Advance construction started on the nation's newest aircraft carrier Feb. 25 with a "first cut of steel" ceremony at Northrop Grumman Shipbuilding Newport News, Va.
The steel plate cut will be used in the construction of the carrier, which has yet to be named, but will be designated CVN 79.
The carrier represents the second in a new class of ships designed to replace Enterprise and Nimitz-class carriers and save more than $5 billion in total ownership costs during its planned 50-year service life when compared to Nimitz-class carriers.
"Today we mark the beginning of the advance construction of CVN 79, second of the Gerald R. Ford-class of aircraft carriers," said Rear Adm. Michael McMahon, Program Executive Officer (PEO) for Aircraft Carriers. "It's an important step in continuing carrier construction using advanced technologies and efficiencies to reduce both ownership and procurement cost in this new class of carriers."
Ford-class aircraft carriers, while retaining the same hull form as the Nimitz class, contain several advanced technology systems including Electromagnetic Aircraft Launching Systems, advanced arresting gear, dual band radar, a redesigned smaller island and a new propulsion plant. The first ship in the class, Gerald R. Ford (CVN 78), is also under construction at Northrop Grumman Shipbuilding-Newport News and is scheduled to be delivered to the fleet in September 2015.
The PEO for Aircraft Carriers, an affiliated PEO of Naval Sea Systems Command, focuses on the design, construction, system integration, delivery and life-cycle support of all aircraft carriers.
Northrop Grumman Corporation cut one of the first pieces of steel for the second ship in the Gerald R. Ford class, CVN 79, during a ceremony at the company's Shipbuilding sector in Newport News.
Rear Adm. Michael McMahon, program executive office for Aircraft Carriers, said CVN 79 will soon have a name and a crew and will be a great ship. He also recognized the shipbuilders from Newport News and said, "While the carriers are recognized as a national asset so too is this shipyard and the shipbuilders that are in this yard."
The Newport News shipyard is performing this work under a construction preparation contract that allows for engineering, planning, long-lead time material procurement and initial manufacturing to begin before the full construction contract is awarded.

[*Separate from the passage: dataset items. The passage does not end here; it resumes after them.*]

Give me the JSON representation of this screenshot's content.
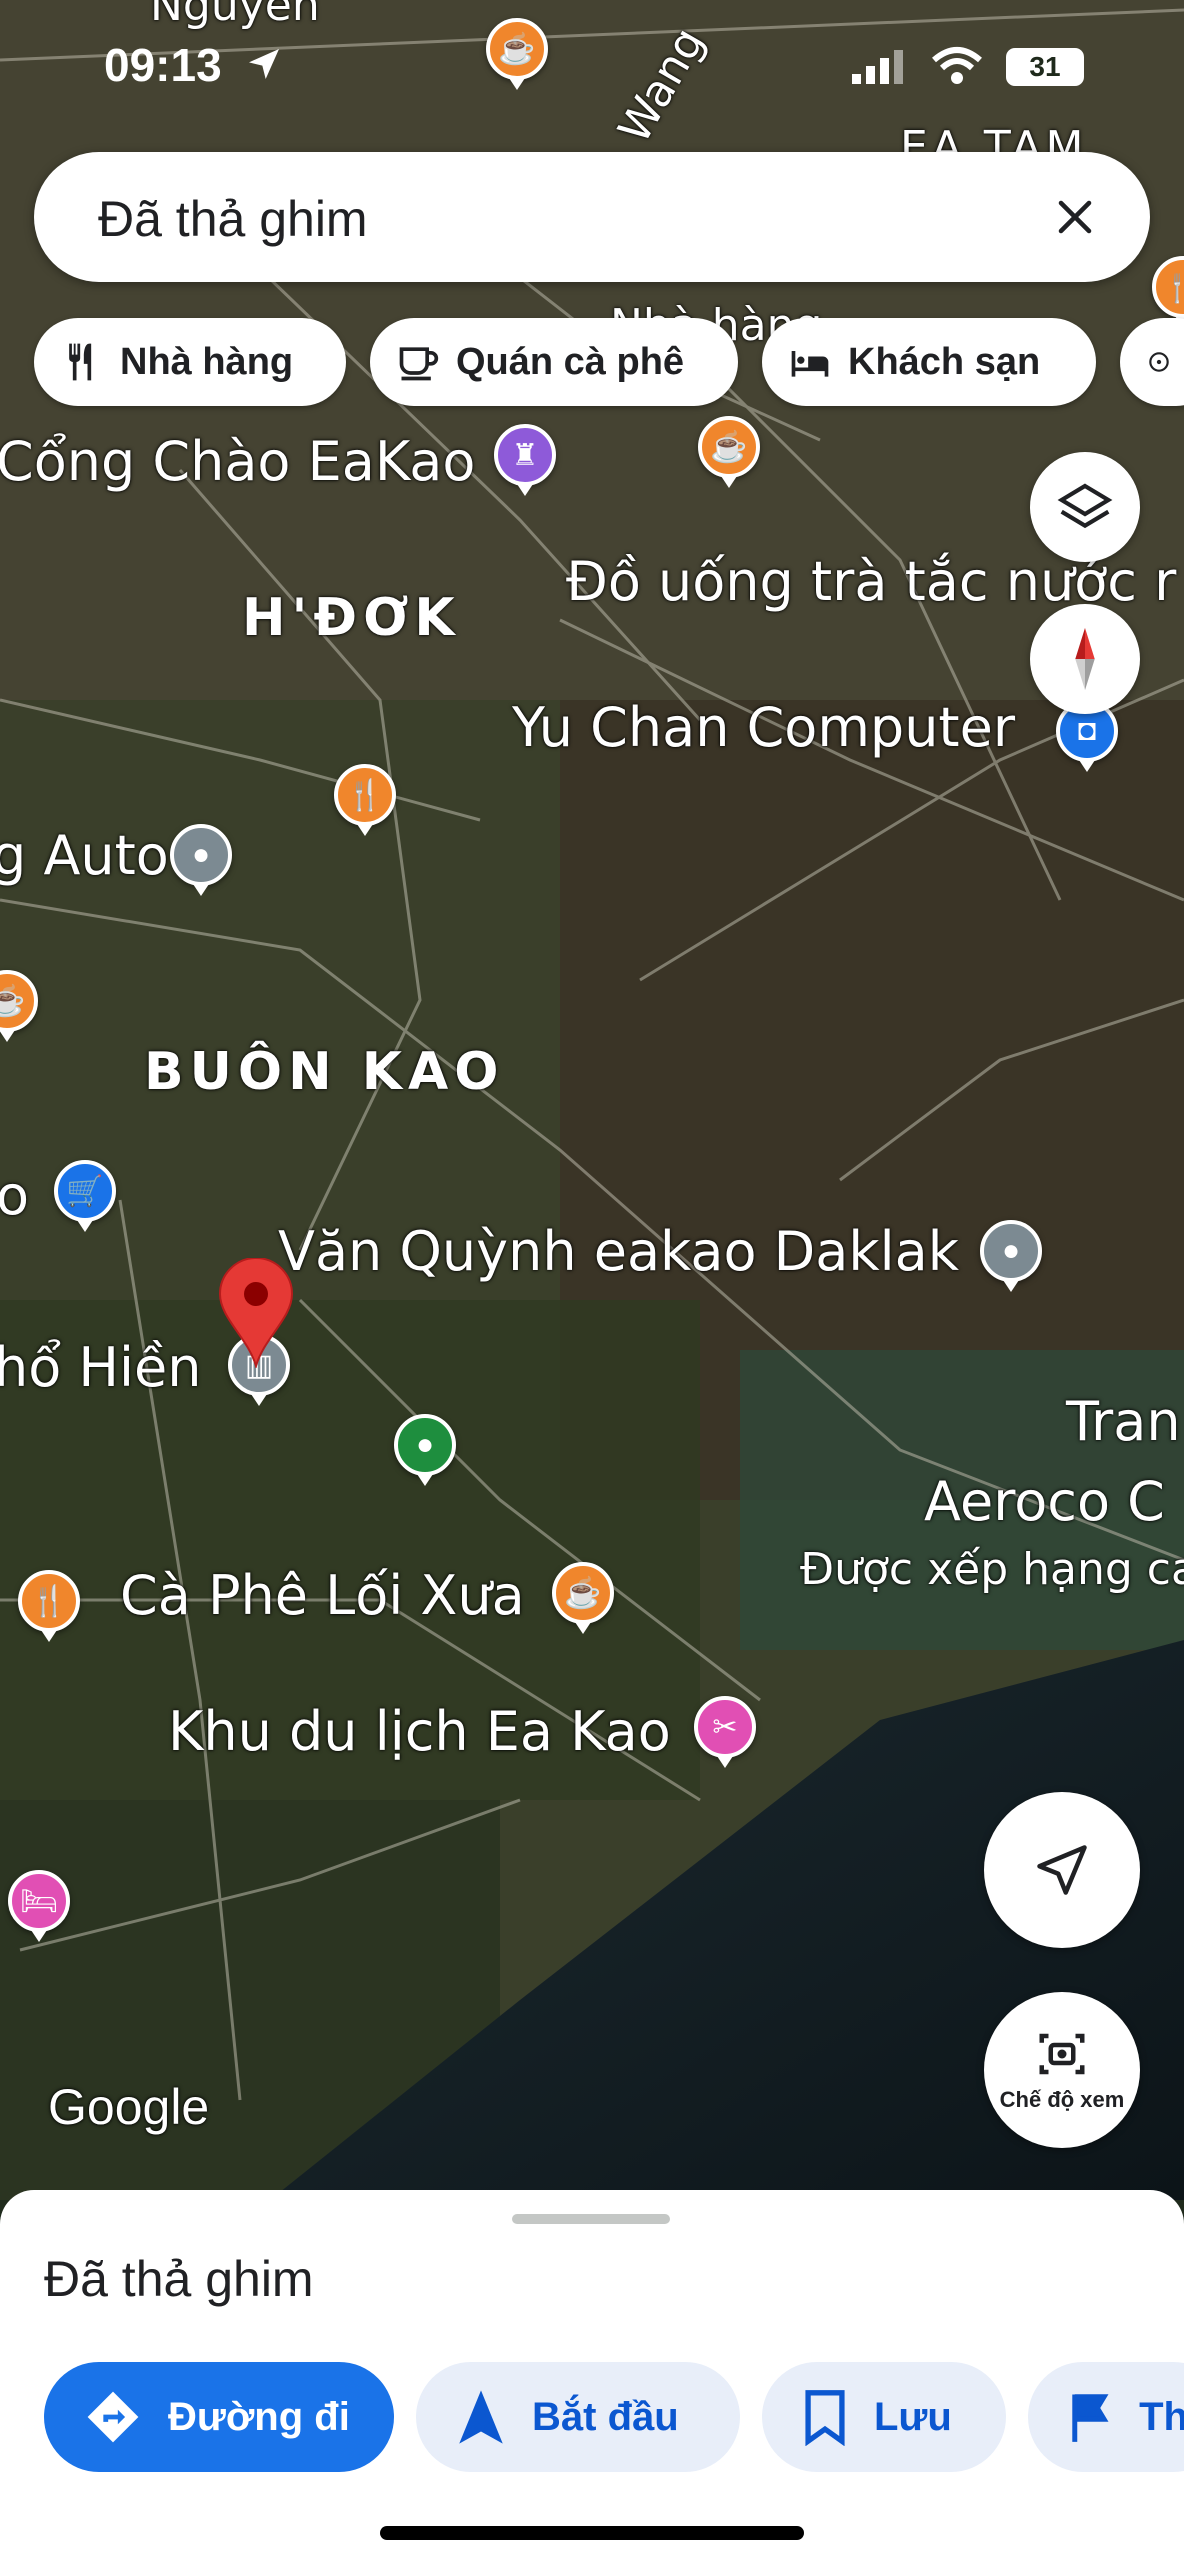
{
  "status_bar": {
    "time": "09:13",
    "battery": "31"
  },
  "search": {
    "text": "Đã thả ghim"
  },
  "chips": [
    {
      "label": "Nhà hàng",
      "icon": "restaurant-icon"
    },
    {
      "label": "Quán cà phê",
      "icon": "coffee-icon"
    },
    {
      "label": "Khách sạn",
      "icon": "hotel-icon"
    }
  ],
  "map": {
    "labels": {
      "top_partial": "Nguyễn",
      "road_wang": "Wang",
      "ea_tam": "EA TAM",
      "cong_chao": "Cổng Chào EaKao",
      "nha_hang": "Nhà hàng",
      "do_uong": "Đồ uống trà tắc nước r",
      "h_dok": "H'ĐƠK",
      "yu_chan": "Yu Chan Computer",
      "auto": "g Auto",
      "buon_kao": "BUÔN KAO",
      "van_quynh": "Văn Quỳnh eakao Daklak",
      "pho_hien": "hổ Hiền",
      "tran": "Tran",
      "aeroco": "Aeroco C",
      "duoc_xep_hang": "Được xếp hạng ca",
      "ca_phe_loi_xua": "Cà Phê Lối Xưa",
      "khu_du_lich": "Khu du lịch Ea Kao",
      "o_left": "o",
      "google": "Google"
    }
  },
  "view_mode_label": "Chế độ xem",
  "sheet": {
    "title": "Đã thả ghim",
    "actions": [
      {
        "label": "Đường đi",
        "icon": "directions-icon"
      },
      {
        "label": "Bắt đầu",
        "icon": "navigation-arrow-icon"
      },
      {
        "label": "Lưu",
        "icon": "bookmark-icon"
      },
      {
        "label": "Th",
        "icon": "flag-icon"
      }
    ]
  }
}
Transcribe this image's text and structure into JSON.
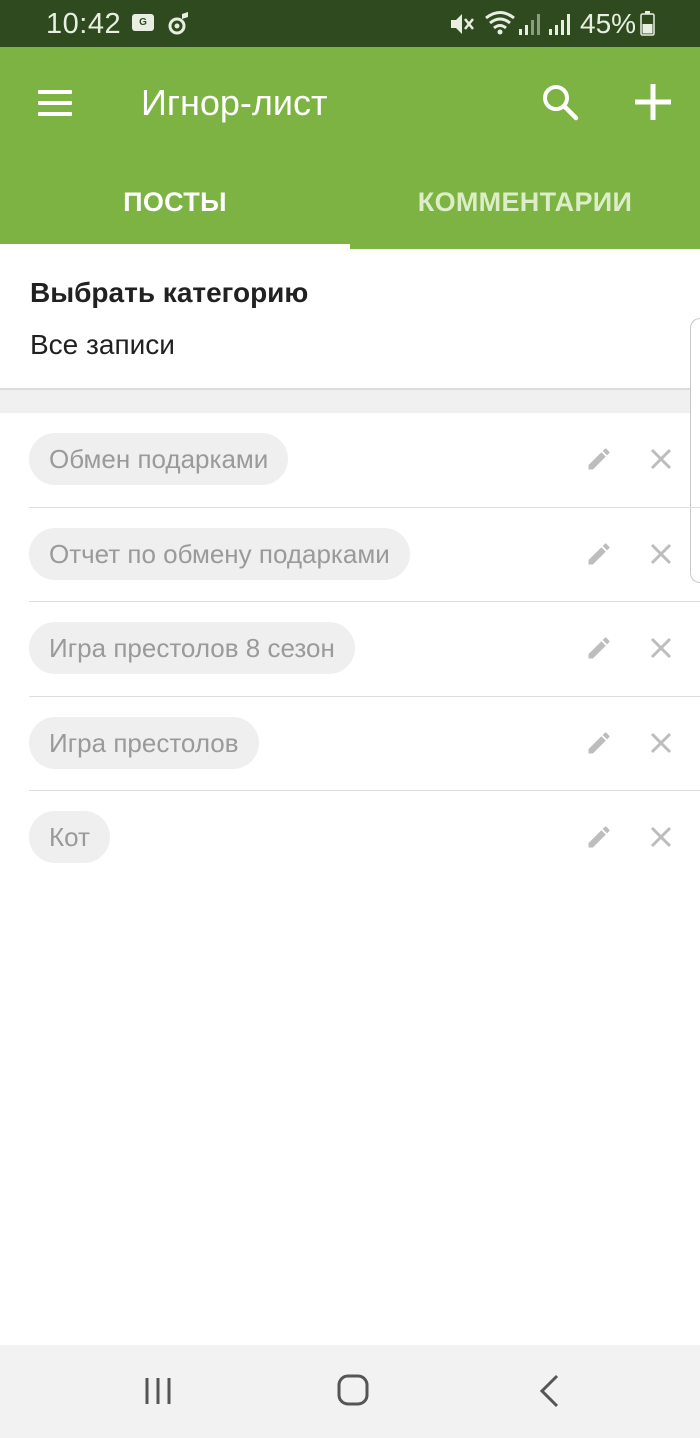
{
  "status_bar": {
    "time": "10:42",
    "battery": "45%",
    "icons": [
      "gallery-icon",
      "music-icon",
      "mute-icon",
      "wifi-icon",
      "signal-icon",
      "signal-icon",
      "battery-icon"
    ]
  },
  "app_bar": {
    "title": "Игнор-лист",
    "background": "#7cb342"
  },
  "tabs": [
    {
      "label": "ПОСТЫ",
      "active": true
    },
    {
      "label": "КОММЕНТАРИИ",
      "active": false
    }
  ],
  "category": {
    "title": "Выбрать категорию",
    "value": "Все записи"
  },
  "ignore_list": [
    {
      "label": "Обмен подарками"
    },
    {
      "label": "Отчет по обмену подарками"
    },
    {
      "label": "Игра престолов 8 сезон"
    },
    {
      "label": "Игра престолов"
    },
    {
      "label": "Кот"
    }
  ],
  "nav_bar": {
    "icons": [
      "recent-apps-icon",
      "home-icon",
      "back-icon"
    ]
  }
}
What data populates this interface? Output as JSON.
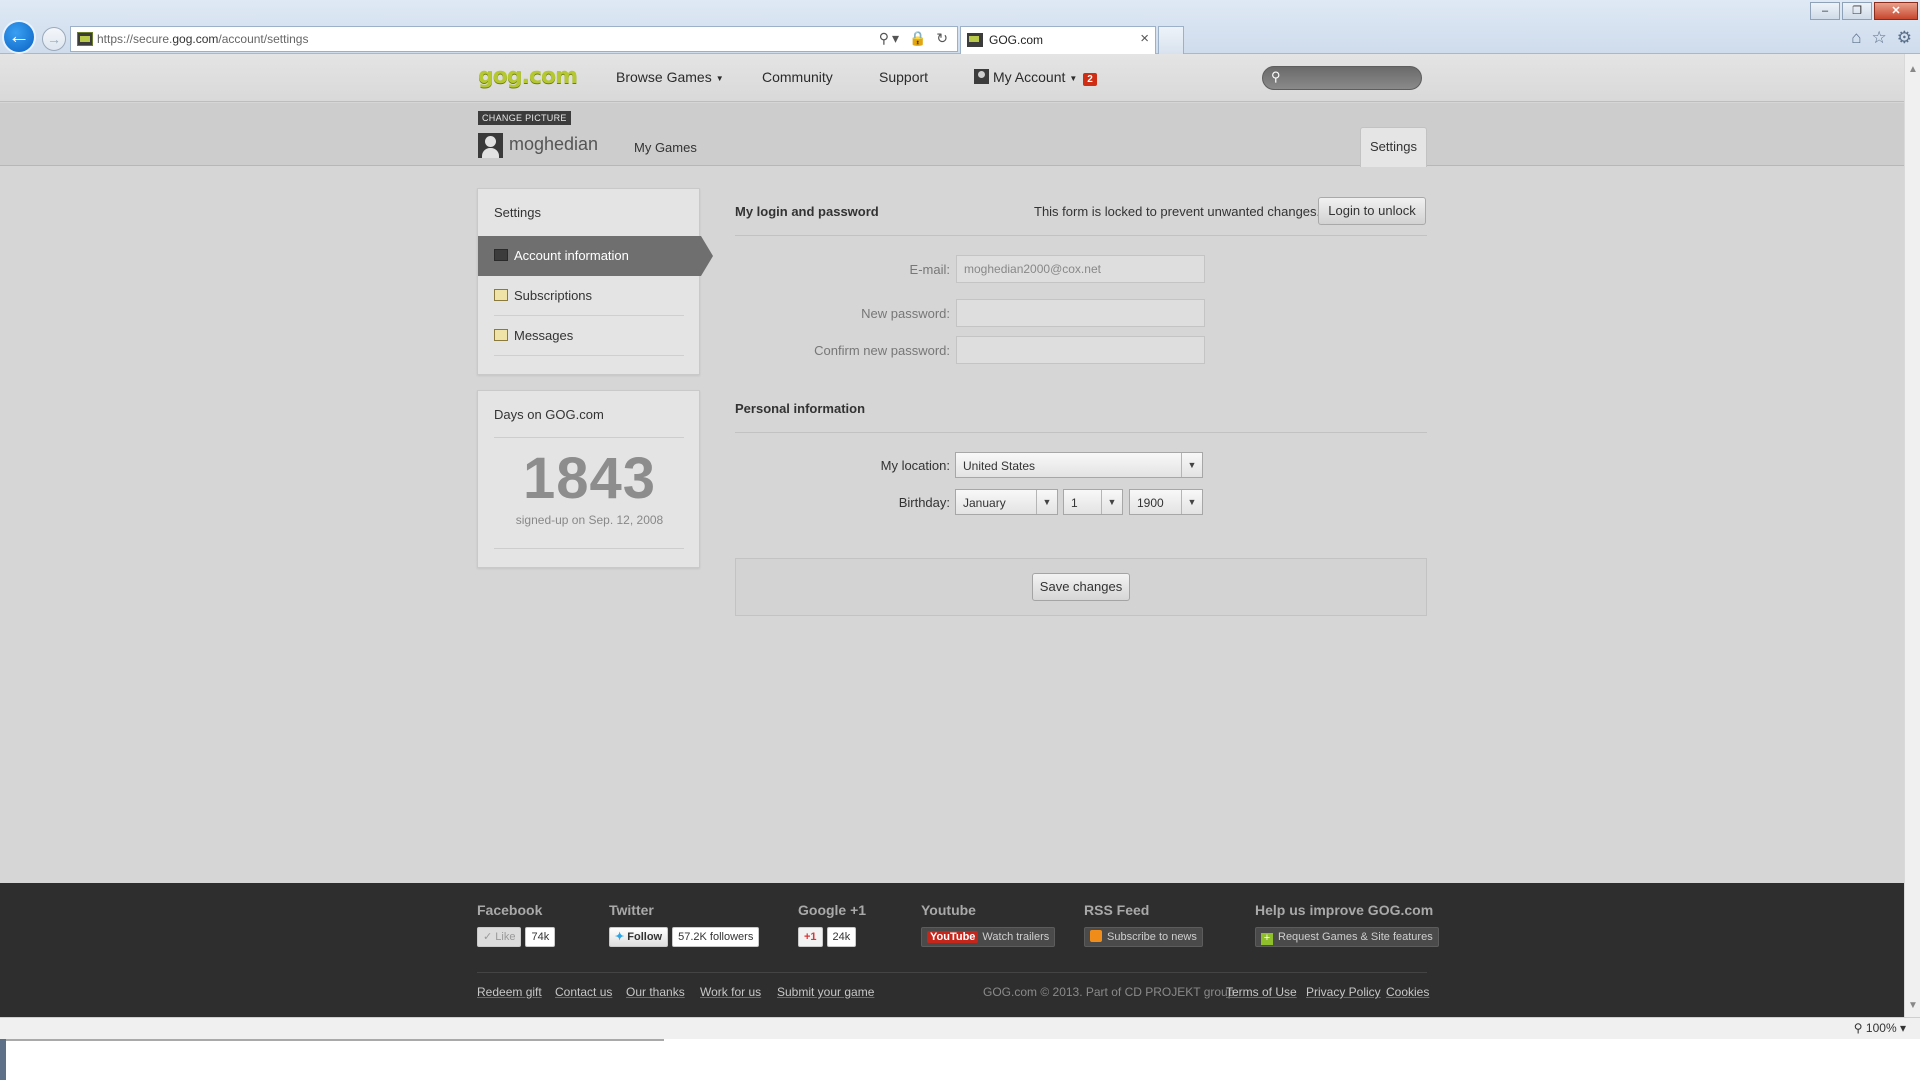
{
  "browser": {
    "url_prefix": "https://secure.",
    "url_domain": "gog.com",
    "url_path": "/account/settings",
    "tab_title": "GOG.com",
    "zoom": "100%"
  },
  "nav": {
    "logo": "gog.com",
    "browse": "Browse Games",
    "community": "Community",
    "support": "Support",
    "account": "My Account",
    "account_badge": "2"
  },
  "profile": {
    "change_picture": "CHANGE PICTURE",
    "username": "moghedian",
    "tab_mygames": "My Games",
    "tab_settings": "Settings"
  },
  "sidebar": {
    "title": "Settings",
    "items": [
      {
        "label": "Account information",
        "icon": "user-icon",
        "active": true
      },
      {
        "label": "Subscriptions",
        "icon": "newsletter-icon"
      },
      {
        "label": "Messages",
        "icon": "envelope-icon"
      }
    ]
  },
  "days": {
    "title": "Days on GOG.com",
    "count": "1843",
    "signup": "signed-up on Sep. 12, 2008"
  },
  "login": {
    "title": "My login and password",
    "lock_note": "This form is locked to prevent unwanted changes.",
    "unlock_label": "Login to unlock",
    "email_label": "E-mail:",
    "email_value": "moghedian2000@cox.net",
    "new_password_label": "New password:",
    "confirm_password_label": "Confirm new password:"
  },
  "personal": {
    "title": "Personal information",
    "location_label": "My location:",
    "location_value": "United States",
    "birthday_label": "Birthday:",
    "month": "January",
    "day": "1",
    "year": "1900"
  },
  "save_label": "Save changes",
  "footer": {
    "facebook": "Facebook",
    "fb_like": "Like",
    "fb_count": "74k",
    "twitter": "Twitter",
    "tw_follow": "Follow",
    "tw_count": "57.2K followers",
    "google": "Google +1",
    "g_plus": "+1",
    "g_count": "24k",
    "youtube": "Youtube",
    "yt_logo": "YouTube",
    "yt_label": "Watch trailers",
    "rss": "RSS Feed",
    "rss_label": "Subscribe to news",
    "help": "Help us improve GOG.com",
    "help_label": "Request Games & Site features",
    "links": [
      "Redeem gift",
      "Contact us",
      "Our thanks",
      "Work for us",
      "Submit your game"
    ],
    "copyright": "GOG.com © 2013. Part of CD PROJEKT group.",
    "legal": [
      "Terms of Use",
      "Privacy Policy",
      "Cookies"
    ]
  }
}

"The U.S. Navy must be ready to respond to the challenges that lay ahead," said Rep. Bobby Scott (Va-3). "To ensure the Navy's future readiness, shipbuilding must remain a top priority of our national defense strategy."
Full construction of the yet unnamed CVN 79 is anticipated to begin in late 2012 with delivery to the U.S. Navy scheduled for 2020. Construction is currently underway on the first ship of the class, Gerald R. Ford (CVN 78), with about 25 percent of the structural units already in dry dock.
"Having two carriers under construction within a five-year period is the kind of stability that we all benefit from -- the Navy, the shipbuilders, our suppliers and our country," said Matt Mulherin, vice president and general manager for Northrop Grumman Shipbuilding. "It allows for the most efficient flow of the workforce from one ship to the next, and facilitates a learning curve. This stability is key to cost efficiency and to the health of our industrial base."
Ceremony attendees included Navy and government officials, and the Newport News employees building the carrier.
Rep. Rob Wittman (Va-1) thanked the shipbuilders for the work they were doing on CVN 79. "The men and women that serve can't do their duty without the great ships that you all put underneath them and the great quality of work that goes on here."
The Gerald R. Ford class will continue the legacy of highly capable U.S. Navy nuclear-powered aircraft carrier ship platforms. Enhancements incorporated into the design include flight deck changes, improved weapons handling systems and a redesigned island, all resulting in increased aircraft sortie generation rates. It will also include new nuclear power plants, increased electrical power generation capacity, allowance for future technologies and reduced workload for the sailors, translating to a smaller crew size and reduced operating costs for the Navy.
"To the shipbuilders that are here today, I hold you in very high regard," said Rep. Scott Rigell (Va-1). "From one American to another, thank you. Thank you for what you're doing. Thank you for producing such fine vessels for our young men and women to serve on that keep us safe around the world."